You can’t binge The Plot Against America, but you should watch it, every Monday between now and April 20. We're certainly a captive audience. My decidedly non-expert prediction is that a significant proportion of humanity will spend the next five weeks recommended (then mandated) into self-isolation. Actually, the possibility that the quarantine will only last until April 20 seems optimistic. In five weeks you can tell me I was overreacting, Mom.

So Plot will work as a cathartic ritual and as an entertainingly weekly hour of television. And it is very entertaining, not the take-your-medicine slog I've seen some other reviews describe. Early episodes evoke the Levins' world with un-preachy particularity, welcoming you into a remote time with details that seem pleasantly familiar. Herman has ambitions, checking out real estate listings in fancy suburbs. Bess is going back to work. Young Philip is off snooping with a weirdo-cool schoolmate. The nerdlinger kid next door bothers everyone. Lindbergh is a distant figure. Everyone has friends. You get to know the neighbors.

Then comes the fear. Events that were far from the family’s situation becomes the family's situation, like a butterfly flapping its wings in Wuhan that causes a typhoon in your living room. Typical situations edge into fatal terror. Supporting characters fade from view. Everyone retreats (too late) into the comforts (not anymore) of their own home.

Plot views this all clearly as a result of a tyrannical government, which we see up close in a satiric subplot involving Bess’ sister Evelyn (Winona Ryder). But the series mostly adheres to the Levins’ perspective. You feel their steady slip from regularity into what Roth termed "perpetual fear." Safety turns to danger. There are no more children playing in the street. Average citizens view each other with suspicion.

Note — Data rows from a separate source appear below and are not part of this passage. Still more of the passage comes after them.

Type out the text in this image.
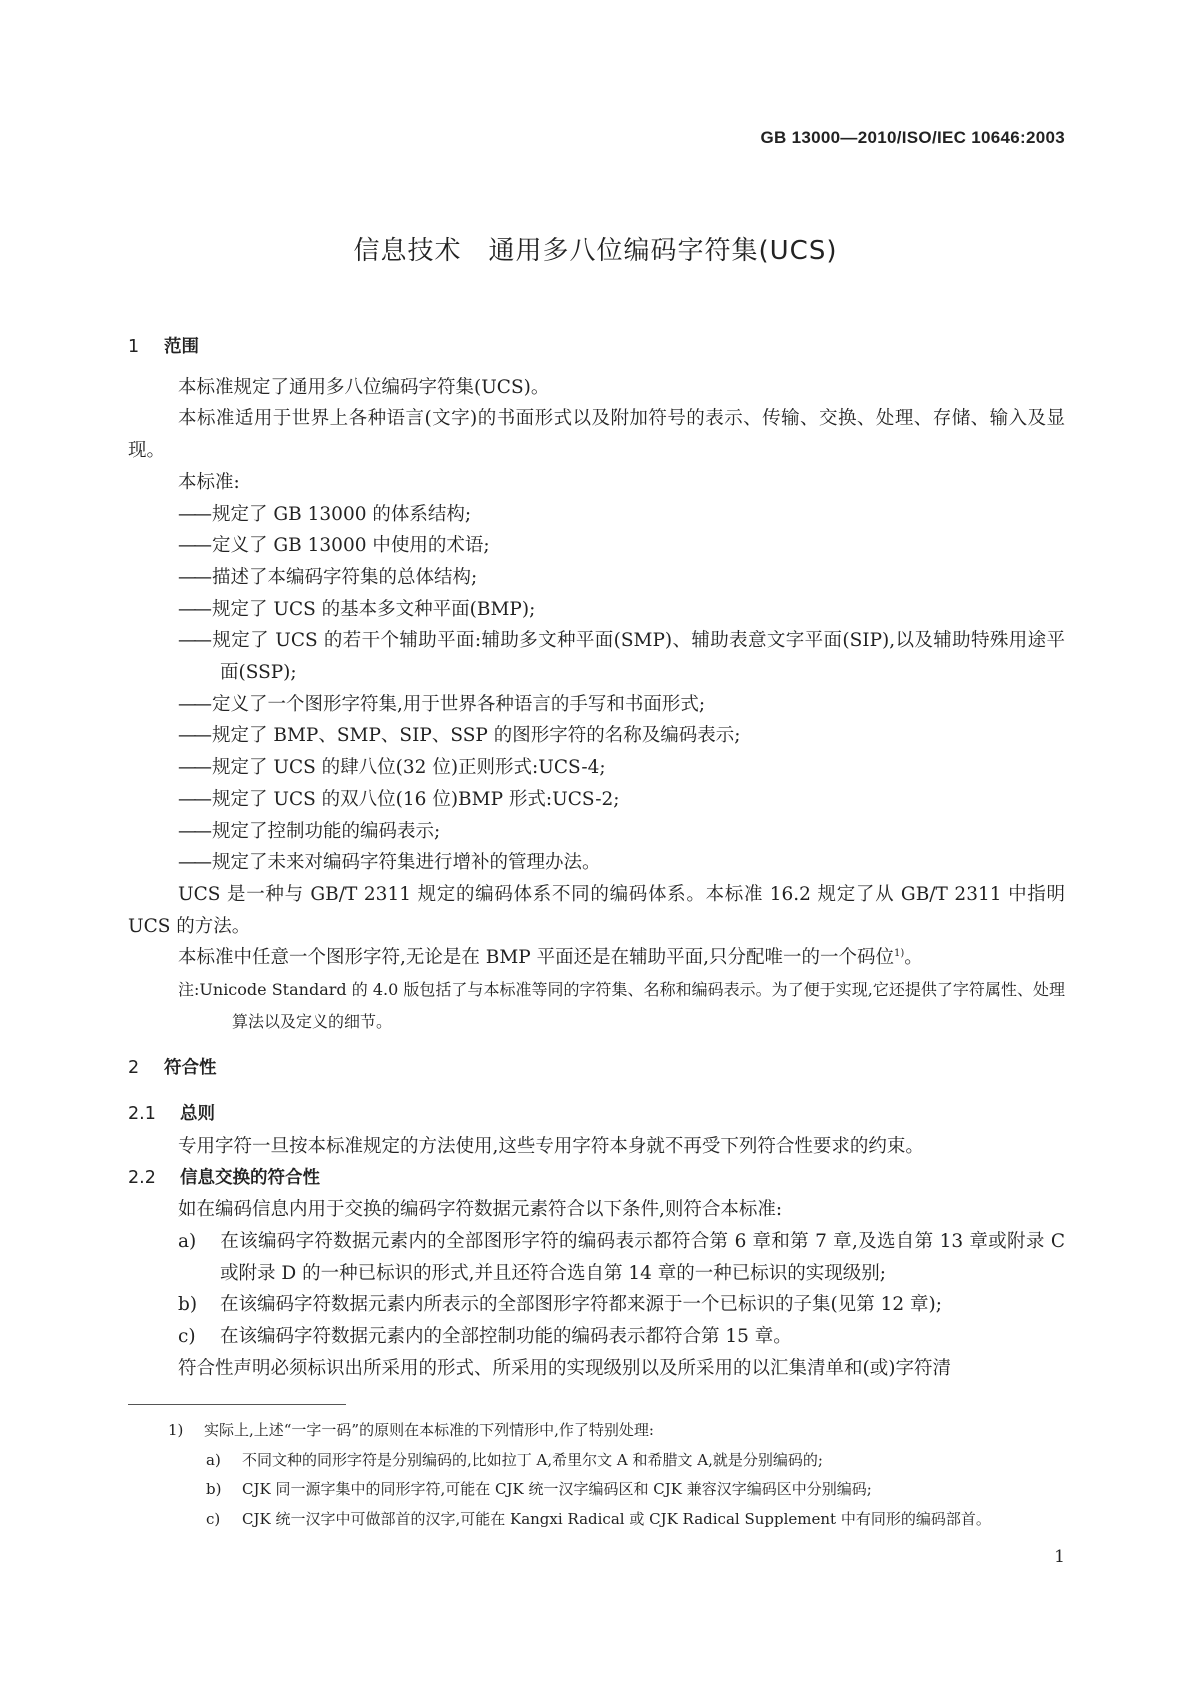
GB 13000—2010/ISO/IEC 10646:2003
信息技术　通用多八位编码字符集(UCS)
1 范围
本标准规定了通用多八位编码字符集(UCS)。
本标准适用于世界上各种语言(文字)的书面形式以及附加符号的表示、传输、交换、处理、存储、输入及显现。
本标准:
—— 规定了 GB 13000 的体系结构;
—— 定义了 GB 13000 中使用的术语;
—— 描述了本编码字符集的总体结构;
—— 规定了 UCS 的基本多文种平面(BMP);
—— 规定了 UCS 的若干个辅助平面:辅助多文种平面(SMP)、辅助表意文字平面(SIP),以及辅助特殊用途平面(SSP);
—— 定义了一个图形字符集,用于世界各种语言的手写和书面形式;
—— 规定了 BMP、SMP、SIP、SSP 的图形字符的名称及编码表示;
—— 规定了 UCS 的肆八位(32 位)正则形式:UCS-4;
—— 规定了 UCS 的双八位(16 位)BMP 形式:UCS-2;
—— 规定了控制功能的编码表示;
—— 规定了未来对编码字符集进行增补的管理办法。
UCS 是一种与 GB/T 2311 规定的编码体系不同的编码体系。本标准 16.2 规定了从 GB/T 2311 中指明 UCS 的方法。
本标准中任意一个图形字符,无论是在 BMP 平面还是在辅助平面,只分配唯一的一个码位$^{1)}$。
注:Unicode Standard 的 4.0 版包括了与本标准等同的字符集、名称和编码表示。为了便于实现,它还提供了字符属性、处理算法以及定义的细节。
2 符合性
2.1 总则
专用字符一旦按本标准规定的方法使用,这些专用字符本身就不再受下列符合性要求的约束。
2.2 信息交换的符合性
如在编码信息内用于交换的编码字符数据元素符合以下条件,则符合本标准:
a) 在该编码字符数据元素内的全部图形字符的编码表示都符合第 6 章和第 7 章,及选自第 13 章或附录 C 或附录 D 的一种已标识的形式,并且还符合选自第 14 章的一种已标识的实现级别;
b) 在该编码字符数据元素内所表示的全部图形字符都来源于一个已标识的子集(见第 12 章);
c) 在该编码字符数据元素内的全部控制功能的编码表示都符合第 15 章。
符合性声明必须标识出所采用的形式、所采用的实现级别以及所采用的以汇集清单和(或)字符清
1) 实际上,上述“一字一码”的原则在本标准的下列情形中,作了特别处理:
a) 不同文种的同形字符是分别编码的,比如拉丁 A,希里尔文 A 和希腊文 A,就是分别编码的;
b) CJK 同一源字集中的同形字符,可能在 CJK 统一汉字编码区和 CJK 兼容汉字编码区中分别编码;
c) CJK 统一汉字中可做部首的汉字,可能在 Kangxi Radical 或 CJK Radical Supplement 中有同形的编码部首。
1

Maybe this sounds familiar to you. Maybe you’re still wondering what the fuss is about. The mix of reactions to COVID-19 over the last month mirrors how the Levin family sinks into their own encroaching horror. Herman is proud, righteously assured that It Could Never Happen Here. Bess is the paranoiac, her accurately dark premonitions dismissed. (You imagine her three weeks ago, the nag demanding constant handwashing.) Sandy doesn’t even think there’s a problem: The arrogance of youth, though it took an old man to close the White House Pandemic Office. And poor young Philip is paralyzed, lacking even the vocabulary to explain all the changes he sees in the world around him.

You could say the Levins are lucky. They have each other — though the people you love most are also the carriers you can’t avoid with social distance. Plot's patience pays off in its incredibly thrilling final hour, so I hope you won’t mind the leisurely beginning. Stick with it. We’ve got nothing but time, if we’re lucky.